Monsanto is once again looking to bolster its agriculture business through deals with European chemical giants, according to multiple reports.
The St. Louis-based seed and pesticide producer last year made multiple bids to acquire Swiss rival Syngenta only to be rebuffed each time.
Amid a continued wave of consolidation in the industry, however, Reuters reported that Monsanto discussed a possible transaction with Bayer, while Bloomberg added this week that Monsanto also talked with fellow German company BASF.
Syngenta was long seen as a potential target for corporate inversion by Monsanto — a controversial practice that allows U.S. companies to incorporate in lower-tax nations. Officials with the Swiss company responded that the bid undervalued the company; it eventually agreed to a sale to China’s state-owned ChemChina.
Monsanto nonetheless hoped to pursue additional consolidation amid high industry inventories, lagging currencies and struggling commodity prices that hindered spending by farmers.
Reuters reported that the sale of Bayer’s crop science unit could fetch more than $30 billion. Bayer is second to Syngenta in the crop protection market and would fit with Monsanto’s seed business, the world’s largest.
Monsanto was also reportedly open to discussions about joint ventures with Bayer.
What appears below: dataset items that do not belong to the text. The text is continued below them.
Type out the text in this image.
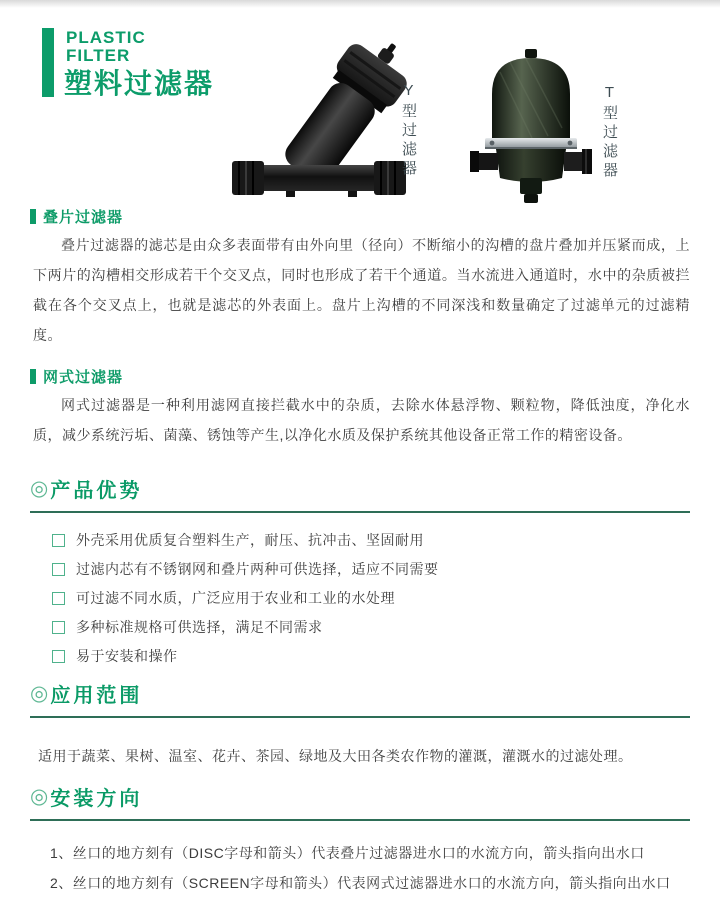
PLASTIC
FILTER
塑料过滤器	Y型过滤器	T型过滤器
叠片过滤器

叠片过滤器的滤芯是由众多表面带有由外向里（径向）不断缩小的沟槽的盘片叠加并压紧而成，上下两片的沟槽相交形成若干个交叉点，同时也形成了若干个通道。当水流进入通道时，水中的杂质被拦截在各个交叉点上，也就是滤芯的外表面上。盘片上沟槽的不同深浅和数量确定了过滤单元的过滤精度。

网式过滤器

网式过滤器是一种利用滤网直接拦截水中的杂质，去除水体悬浮物、颗粒物，降低浊度，净化水质，减少系统污垢、菌藻、锈蚀等产生,以净化水质及保护系统其他设备正常工作的精密设备。

◎ 产品优势
外壳采用优质复合塑料生产，耐压、抗冲击、坚固耐用
过滤内芯有不锈钢网和叠片两种可供选择，适应不同需要
可过滤不同水质，广泛应用于农业和工业的水处理
多种标准规格可供选择，满足不同需求
易于安装和操作
◎ 应用范围

适用于蔬菜、果树、温室、花卉、茶园、绿地及大田各类农作物的灌溉，灌溉水的过滤处理。

◎ 安装方向
1、丝口的地方刻有（DISC字母和箭头）代表叠片过滤器进水口的水流方向，箭头指向出水口
2、丝口的地方刻有（SCREEN字母和箭头）代表网式过滤器进水口的水流方向，箭头指向出水口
The German company is not actively shopping its crop division, but further meetings are reportedly scheduled for next month.
Bloomberg, meanwhile, reported that BASF, the world’s largest chemical company, was Monsanto’s preferred merger target.
Their recent talks surrounded two crop science units — including a division focused on cotton production — and could also include either outright purchases or joint ventures.